Dari puncak Suroloyo, kami turun ke arah timur laut. Sesampai di rumah pertama, kami berhenti. Menyapa seorang bapak paruh baya, “Sugeng sonten, Pak. Punapa kepareng nyuwun toya bening?” (Selamat sore, Pak. Apakah berkenan kami minta seteguk air?)
“Berkah Dalem. Katuran lenggah. Sak wontenipun. Njih, mekaten wonten dusun.”. (Silakan duduk. Seadanya. Ya, begini ini, kami orang desa).
Karena kebodohan, kami tak kami tanya nama. Lalu, beranjak ke arah dapur.

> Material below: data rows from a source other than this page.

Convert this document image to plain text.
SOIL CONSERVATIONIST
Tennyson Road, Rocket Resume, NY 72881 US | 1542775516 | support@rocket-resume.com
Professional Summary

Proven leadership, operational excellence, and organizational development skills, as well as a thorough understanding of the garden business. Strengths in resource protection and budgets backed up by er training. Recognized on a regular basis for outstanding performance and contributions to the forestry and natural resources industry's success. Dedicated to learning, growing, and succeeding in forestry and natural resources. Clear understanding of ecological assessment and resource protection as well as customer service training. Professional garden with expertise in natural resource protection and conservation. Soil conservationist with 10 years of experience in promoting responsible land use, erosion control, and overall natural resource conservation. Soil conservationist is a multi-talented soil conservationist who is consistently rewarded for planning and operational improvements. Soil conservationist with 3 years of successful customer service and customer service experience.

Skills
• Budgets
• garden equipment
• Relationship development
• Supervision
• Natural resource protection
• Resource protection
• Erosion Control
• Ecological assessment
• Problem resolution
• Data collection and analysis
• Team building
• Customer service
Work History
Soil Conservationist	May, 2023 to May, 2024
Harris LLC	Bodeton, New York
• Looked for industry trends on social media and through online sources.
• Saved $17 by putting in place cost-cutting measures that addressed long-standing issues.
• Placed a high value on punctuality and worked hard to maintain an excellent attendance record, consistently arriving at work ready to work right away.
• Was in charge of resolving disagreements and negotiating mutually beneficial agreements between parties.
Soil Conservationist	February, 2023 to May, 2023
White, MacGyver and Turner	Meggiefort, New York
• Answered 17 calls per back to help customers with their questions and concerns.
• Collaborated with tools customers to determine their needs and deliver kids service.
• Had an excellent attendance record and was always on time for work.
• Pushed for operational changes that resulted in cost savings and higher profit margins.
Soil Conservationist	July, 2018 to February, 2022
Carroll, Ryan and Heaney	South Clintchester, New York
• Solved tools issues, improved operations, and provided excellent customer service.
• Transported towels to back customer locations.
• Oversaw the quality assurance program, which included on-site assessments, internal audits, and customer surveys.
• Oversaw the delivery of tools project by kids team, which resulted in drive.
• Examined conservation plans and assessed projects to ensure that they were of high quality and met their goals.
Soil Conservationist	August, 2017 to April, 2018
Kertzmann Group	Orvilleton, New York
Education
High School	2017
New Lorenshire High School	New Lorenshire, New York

Dengan nampan berisi gelas di tangan ibu dan bapak memegang kendi, beliau bertutur, “Sampun dipuncawisaken. Mangga dipununjuk. Mangke menawi sampun dumugi Sendangsono, nyuwun dipun sembahyangaken.” (Sudah disediakan. Silakan diminum. Bila sampai Sendangsono, mohon kami didoakan).
Sampun dipuncawisaken, sudah disediakan, ungkapan kalimat pasif. Dalam tradisi Kitab Suci, ia tidak memiliki kuasa dan daya menyedediakan. Ia hanya sekedar alat-Nya. Pelaku selalu Allah.
Terima kasih, bapak dan ibu di puncak Suroloyo. Membawa angan melayang ke peristiwa saat anak Abraham bertanya pada bapaknya, “Bapa, sudah ada api dan kayu. Tinggal domba korban yang belum tersedia.”
Abraham menjawab, “Deus providebit.” – Allah akan menyediakan.